Elle avait rendu pas mal de services payés à Dan — parce qu’elle parlait et écrivait dans de nombreuses langues, et servait de bonne traductrice. Parce qu’elle connaissait tous les potins de la ville, et tous ses coins secrets. Le souci, c’est qu’elle lisait trop de journaux, et elle avait toujours un avis sur tout, y comprit la politique et les décisions des rois et des princes du Vieux Monde.
« Au fait, ton mulot est là avec une entraîneuse, dans une cabine privée. Il t’a demandé.
C’est pour lui que t’es ici ? »
Celui qu’elle appelait méchamment le mulot, c’était Roel Kuilboer. Elle aimait bien le surnommer comme ça parce qu’il… Avait une tête qui faisait penser à un mulot, tout simplement. Et elle avait bien deviné, maline comme elle était.
Roel Kuilboer n’était qu’un seul des dizaines de sous-fifres et notaires de Jaan van de Kuypers, l’être humain le plus riche du monde, et l’homme le plus puissant de tout Marienburg. Un homme à la fortune de deux millions de guilders, possédant une flotte d’une cinquantaine de navires, créancier de Karl-Franz, Katarina Bokha, et Louen de Couronne. Mais même l’homme le plus riche du monde a parfois des soucis d’inventaires, d’entrepôts à vider, de profits à lisser, de cargaison à faire disparaître pour éviter des taxes, et c’est ainsi que le minuscule Dan Surcouf pouvait, par l’intermédiaire de quelqu’un, servir les intérêts d’une illustre personnalité…
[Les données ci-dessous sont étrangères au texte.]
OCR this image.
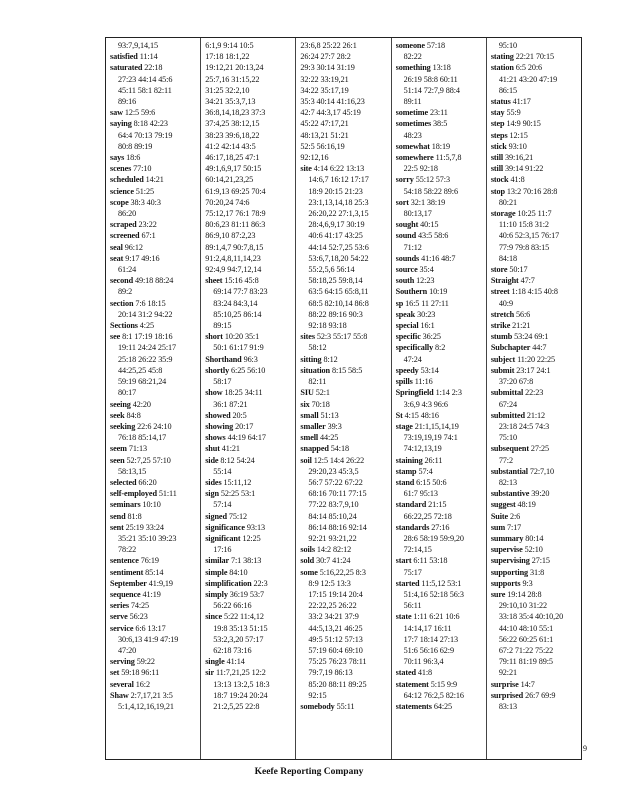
93:7,9,14,15
satisfied 11:14
saturated 22:18
27:23 44:14 45:6
45:11 58:1 82:11
89:16
saw 12:5 59:6
saying 8:18 42:23
64:4 70:13 79:19
80:8 89:19
says 18:6
scenes 77:10
scheduled 14:21
science 51:25
scope 38:3 40:3
86:20
scraped 23:22
screened 67:1
seal 96:12
seat 9:17 49:16
61:24
second 49:18 88:24
89:2
section 7:6 18:15
20:14 31:2 94:22
Sections 4:25
see 8:1 17:19 18:16
19:11 24:24 25:17
25:18 26:22 35:9
44:25,25 45:8
59:19 68:21,24
80:17
seeing 42:20
seek 84:8
seeking 22:6 24:10
76:18 85:14,17
seem 71:13
seen 52:7,25 57:10
58:13,15
selected 66:20
self-employed 51:11
seminars 10:10
send 81:8
sent 25:19 33:24
35:21 35:10 39:23
78:22
sentence 76:19
sentiment 85:14
September 41:9,19
sequence 41:19
series 74:25
serve 56:23
service 6:6 13:17
30:6,13 41:9 47:19
47:20
serving 59:22
set 59:18 96:11
several 16:2
Shaw 2:7,17,21 3:5
5:1,4,12,16,19,21
6:1,9 9:14 10:5
17:18 18:1,22
19:12,21 20:13,24
25:7,16 31:15,22
31:25 32:2,10
34:21 35:3,7,13
36:8,14,18,23 37:3
37:4,25 38:12,15
38:23 39:6,18,22
41:2 42:14 43:5
46:17,18,25 47:1
49:1,6,9,17 50:15
60:14,21,23,25
61:9,13 69:25 70:4
70:20,24 74:6
75:12,17 76:1 78:9
80:6,23 81:11 86:3
86:9,10 87:2,23
89:1,4,7 90:7,8,15
91:2,4,8,11,14,23
92:4,9 94:7,12,14
sheet 15:16 45:8
69:14 77:7 83:23
83:24 84:3,14
85:10,25 86:14
89:15
short 10:20 35:1
50:1 61:17 91:9
Shorthand 96:3
shortly 6:25 56:10
58:17
show 18:25 34:11
36:1 87:21
showed 20:5
showing 20:17
shows 44:19 64:17
shut 41:21
side 8:12 54:24
55:14
sides 15:11,12
sign 52:25 53:1
57:14
signed 75:12
significance 93:13
significant 12:25
17:16
similar 7:1 38:13
simple 84:10
simplification 22:3
simply 36:19 53:7
56:22 66:16
since 5:22 11:4,12
19:8 35:13 51:15
53:2,3,20 57:17
62:18 73:16
single 41:14
sir 11:7,21,25 12:2
13:13 13:2,5 18:3
18:7 19:24 20:24
21:2,5,25 22:8
23:6,8 25:22 26:1
26:24 27:7 28:2
29:3 30:14 31:19
32:22 33:19,21
34:22 35:17,19
35:3 40:14 41:16,23
42:7 44:3,17 45:19
45:22 47:17,21
48:13,21 51:21
52:5 56:16,19
92:12,16
site 4:14 6:22 13:13
14:6,7 16:12 17:17
18:9 20:15 21:23
23:1,13,14,18 25:3
26:20,22 27:1,3,15
28:4,6,9,17 30:19
40:6 41:17 43:25
44:14 52:7,25 53:6
53:6,7,18,20 54:22
55:2,5,6 56:14
58:18,25 59:8,14
63:5 64:15 65:8,11
68:5 82:10,14 86:8
88:22 89:16 90:3
92:18 93:18
sites 52:3 55:17 55:8
58:12
sitting 8:12
situation 8:15 58:5
82:11
SIU 52:1
six 70:18
small 51:13
smaller 39:3
smell 44:25
snapped 54:18
soil 12:5 14:4 26:22
29:20,23 45:3,5
56:7 57:22 67:22
68:16 70:11 77:15
77:22 83:7,9,10
84:14 85:10,24
86:14 88:16 92:14
92:21 93:21,22
soils 14:2 82:12
sold 30:7 41:24
some 5:16,22,25 8:3
8:9 12:5 13:3
17:15 19:14 20:4
22:22,25 26:22
33:2 34:21 37:9
44:5,13,21 46:25
49:5 51:12 57:13
57:19 60:4 69:10
75:25 76:23 78:11
79:7,19 86:13
85:20 88:11 89:25
92:15
somebody 55:11
someone 57:18
82:22
something 13:18
26:19 58:8 60:11
51:14 72:7,9 88:4
89:11
sometime 23:11
sometimes 38:5
48:23
somewhat 18:19
somewhere 11:5,7,8
22:5 92:18
sorry 55:12 57:3
54:18 58:22 89:6
sort 32:1 38:19
80:13,17
sought 40:15
sound 43:5 58:6
71:12
sounds 41:16 48:7
source 35:4
south 12:23
Southern 10:19
sp 16:5 11 27:11
speak 30:23
special 16:1
specific 36:25
specifically 8:2
47:24
speedy 53:14
spills 11:16
Springfield 1:14 2:3
3:6,9 4:3 96:6
St 4:15 48:16
stage 21:1,15,14,19
73:19,19,19 74:1
74:12,13,19
staining 26:11
stamp 57:4
stand 6:15 50:6
61:7 95:13
standard 21:15
66:22,25 72:18
standards 27:16
28:6 58:19 59:9,20
72:14,15
start 6:11 53:18
75:17
started 11:5,12 53:1
51:4,16 52:18 56:3
56:11
state 1:11 6:21 10:6
14:14,17 16:11
17:7 18:14 27:13
51:6 56:16 62:9
70:11 96:3,4
stated 41:8
statement 5:15 9:9
64:12 76:2,5 82:16
statements 64:25
95:10
stating 22:21 70:15
station 6:5 20:6
41:21 43:20 47:19
86:15
status 41:17
stay 55:9
step 14:9 90:15
steps 12:15
stick 93:10
still 39:16,21
still 39:14 91:22
stock 41:8
stop 13:2 70:16 28:8
80:21
storage 10:25 11:7
11:10 15:8 31:2
40:6 52:3,15 76:17
77:9 79:8 83:15
84:18
store 50:17
Straight 47:7
street 1:18 4:15 40:8
40:9
stretch 56:6
strike 21:21
stumb 53:24 69:1
Subchapter 44:7
subject 11:20 22:25
submit 23:17 24:1
37:20 67:8
submittal 22:23
67:24
submitted 21:12
23:18 24:5 74:3
75:10
subsequent 27:25
77:2
substantial 72:7,10
82:13
substantive 39:20
suggest 48:19
Suite 2:6
sum 7:17
summary 80:14
supervise 52:10
supervising 27:15
supporting 31:8
supports 9:3
sure 19:14 28:8
29:10,10 31:22
33:18 35:4 40:10,20
44:10 48:10 55:1
56:22 60:25 61:1
67:2 71:22 75:22
79:11 81:19 89:5
92:21
surprise 14:7
surprised 26:7 69:9
83:13
9
Keefe Reporting Company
C’était un homme très sympathique, Kuilboer. Charmant, doux, toujours poli, posant des questions au Bretonnien comme s’il s’intéressait sincèrement à sa vie. Mais il y avait toujours ce sale goût, quand on lui parlait, cette impression qu’on était en train de serrer la main au Prince-Serpent. Il n’avait jamais trahit Surcouf, ni arnaqué, ni foutu dans la merde ; Il le chargeait de missions certes difficiles, mais où il annonçait toujours tous les risques à l’avance, et il dédommageait très bien. Au fond, Marienburg est une ville où on fait des affaires, même avec des hommes cupides comme lui.
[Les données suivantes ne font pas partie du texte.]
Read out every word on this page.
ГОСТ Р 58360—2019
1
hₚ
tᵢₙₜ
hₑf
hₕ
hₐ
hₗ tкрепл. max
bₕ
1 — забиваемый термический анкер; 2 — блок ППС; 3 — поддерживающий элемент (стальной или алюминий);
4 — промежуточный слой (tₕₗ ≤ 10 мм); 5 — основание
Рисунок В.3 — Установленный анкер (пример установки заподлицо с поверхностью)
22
« Tu devrais faire attention si tu acceptes ce marché, j’ai toujours de mauvaises sensations en ce moment… Tu as bien pensé à faire des offrandes à Manaan et Ranald, pas vrai ? Il faudrait aussi que tu en fasses une à Véréna, on ne sait jamais… »
Un contrebandier qui rend hommage à la Déesse de la loi ; en voilà une drôle d’idée. Pourtant, Hylke semblait véritablement inquiète pour Surcouf.